December 8, 2011  Thu 12:11 PM CT

With the pending results of the European Union summit tomorrow, there are two technical features on the chart of the S&P 500 that we should follow.

The daily chart below shows the 200-day moving average in red and an overbought/oversold indicator below the price graph in orange. We can clearly see that the index ran into resistance at the 200-day moving average in recent days. At the same time, we can see that the overbought/oversold indicator reached close to overbought but then rolled over.
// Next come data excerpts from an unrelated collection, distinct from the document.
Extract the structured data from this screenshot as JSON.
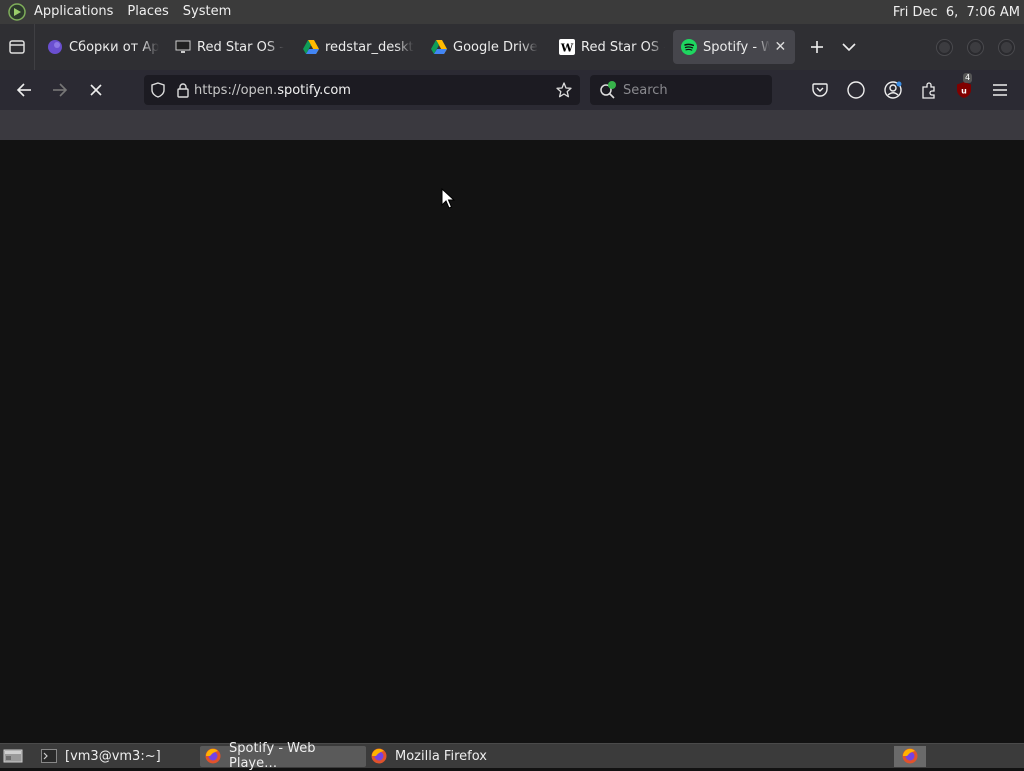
{
  "top_panel": {
    "menus": [
      "Applications",
      "Places",
      "System"
    ],
    "clock": "Fri Dec  6,  7:06 AM"
  },
  "tabs": [
    {
      "label": "Сборки от Ар",
      "icon": "purple-app-icon"
    },
    {
      "label": "Red Star OS -",
      "icon": "monitor-icon"
    },
    {
      "label": "redstar_deskt",
      "icon": "google-drive-icon"
    },
    {
      "label": "Google Drive",
      "icon": "google-drive-icon"
    },
    {
      "label": "Red Star OS -",
      "icon": "wikipedia-icon"
    },
    {
      "label": "Spotify - W",
      "icon": "spotify-icon",
      "active": true
    }
  ],
  "nav": {
    "url_prefix": "https://open.",
    "url_host": "spotify.com",
    "search_placeholder": "Search",
    "extension_badge": "4"
  },
  "taskbar": {
    "items": [
      {
        "label": "[vm3@vm3:~]",
        "icon": "terminal-icon"
      },
      {
        "label": "Spotify - Web Playe…",
        "icon": "firefox-icon",
        "active": true
      },
      {
        "label": "Mozilla Firefox",
        "icon": "firefox-icon"
      }
    ]
  },
  "colors": {
    "content_bg": "#121212",
    "spotify_green": "#1ed760",
    "panel_bg": "#3b3b3b"
  }
}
This overall picture reflects a failure to break above resistance levels and a loss of price momentum. The net effect is that we may be caught in another down leg now that could take the S&P 500 to oversold conditions near the 1160 low of its range.

That is what the technicals are suggesting could happen. But ahead of the European Union summit, we need to be aware that if something unexpected develops, whether positive or negative, the technical trend won't help much.

For example, the S&P 500 was on its way to decent gains this morning, but comments from European Central Bank President Mario Draghi torpedoed the rally on both sides of the Atlantic. The core concern was an explicit denial that the ECB was prepared to extend bond purchases.

However, if markets see enough promise in the outcome of tomorrow's meeting, there will be in all probability a major rally in stocks. Equally, a failure could have a similar longer-term effect.

Why? We could see our Federal Reserve move to a quantitative-easing stance if the Europeans fail to resolve the debt crisis quickly. Were that to happen, U.S. stocks would be more likely to rally.